Text::CSV_XS is extremely fast, using that to handle the CSV should take care of that side of the performance problem.
There should be no need for special bulk insert code to make DBD::SQLite performant. An insert statement with bind parameters is very fast.
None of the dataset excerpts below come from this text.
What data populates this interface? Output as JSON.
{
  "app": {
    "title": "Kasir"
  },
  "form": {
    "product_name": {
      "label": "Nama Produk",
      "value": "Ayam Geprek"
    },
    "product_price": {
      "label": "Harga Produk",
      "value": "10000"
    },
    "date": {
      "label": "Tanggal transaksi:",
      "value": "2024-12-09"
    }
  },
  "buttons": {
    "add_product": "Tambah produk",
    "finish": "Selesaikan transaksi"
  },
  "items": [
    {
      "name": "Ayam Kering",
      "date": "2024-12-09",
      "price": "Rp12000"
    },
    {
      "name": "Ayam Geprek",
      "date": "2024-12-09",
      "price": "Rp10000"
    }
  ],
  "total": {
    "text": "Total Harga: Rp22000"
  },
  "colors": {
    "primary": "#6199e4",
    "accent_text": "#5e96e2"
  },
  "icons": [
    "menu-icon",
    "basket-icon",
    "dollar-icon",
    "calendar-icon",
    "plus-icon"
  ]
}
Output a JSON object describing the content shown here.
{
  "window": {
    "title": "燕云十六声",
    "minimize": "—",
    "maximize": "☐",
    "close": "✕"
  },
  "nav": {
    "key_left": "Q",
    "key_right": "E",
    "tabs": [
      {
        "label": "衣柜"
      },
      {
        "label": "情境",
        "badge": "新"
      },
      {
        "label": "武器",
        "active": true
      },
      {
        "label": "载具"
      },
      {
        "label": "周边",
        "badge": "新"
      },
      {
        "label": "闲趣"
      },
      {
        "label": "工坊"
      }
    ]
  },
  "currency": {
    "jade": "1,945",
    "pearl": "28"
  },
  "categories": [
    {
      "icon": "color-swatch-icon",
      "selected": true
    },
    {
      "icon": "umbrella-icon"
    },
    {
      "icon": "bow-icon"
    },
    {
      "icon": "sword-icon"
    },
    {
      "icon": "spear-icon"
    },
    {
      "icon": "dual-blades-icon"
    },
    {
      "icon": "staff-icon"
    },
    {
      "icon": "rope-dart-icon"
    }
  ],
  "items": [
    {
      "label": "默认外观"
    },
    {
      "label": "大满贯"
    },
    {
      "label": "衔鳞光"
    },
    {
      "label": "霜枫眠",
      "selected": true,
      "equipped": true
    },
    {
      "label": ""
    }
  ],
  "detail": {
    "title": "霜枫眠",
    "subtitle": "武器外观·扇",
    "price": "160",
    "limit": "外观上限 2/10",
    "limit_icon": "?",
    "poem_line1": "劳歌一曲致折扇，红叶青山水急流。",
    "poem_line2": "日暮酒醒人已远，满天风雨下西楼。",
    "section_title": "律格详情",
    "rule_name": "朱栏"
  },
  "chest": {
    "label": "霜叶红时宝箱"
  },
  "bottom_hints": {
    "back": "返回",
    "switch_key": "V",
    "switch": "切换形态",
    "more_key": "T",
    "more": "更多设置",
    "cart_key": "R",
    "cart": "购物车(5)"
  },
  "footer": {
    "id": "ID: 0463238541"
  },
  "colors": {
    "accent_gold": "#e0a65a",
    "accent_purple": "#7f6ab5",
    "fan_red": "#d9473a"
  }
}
The main trick is to turn off AutoCommit in DBI and do all the inserts in a single transaction.
use v5.10;
use strict;
use warnings;
use autodie;
use Text::CSV_XS;
use DBI;
my $dbh = DBI->connect(
"dbi:SQLite:dbname=csvtest.sqlite", "", "",
{
RaiseError => 1, AutoCommit => 0
}
);
$dbh->do("DROP TABLE IF EXISTS test");
$dbh->do(<<'SQL');
CREATE TABLE test (
name VARCHAR,
num1 INT,
num2 INT,
thing VARCHAR,
num3 INT,
stuff VARCHAR
)
SQL
# Using bind parameters avoids having to recompile the statement every time
my $sth = $dbh->prepare(<<'SQL');
INSERT INTO test
(name, num1, num2, thing, num3, stuff)
VALUES (?, ?, ?, ?, ?, ? )
SQL
my $csv = Text::CSV_XS->new or die;
open my $fh, "<", "test.csv";
while(my $row = $csv->getline($fh)) {
$sth->execute(@$row);
}
$csv->eof;
close $fh;
$sth->finish;
$dbh->commit;
This ran through a 5.7M CSV file in 1.5 seconds on my Macbook. The file was filled with 70,000 lines of...
"foo",23,42,"waelkadjflkajdlfj aldkfjal dfjl",99,"wakljdlakfjl adfkjlakdjflakjdlfkj"
It might be possible to make it a little faster using bind columns, but in my testing it slowed things down.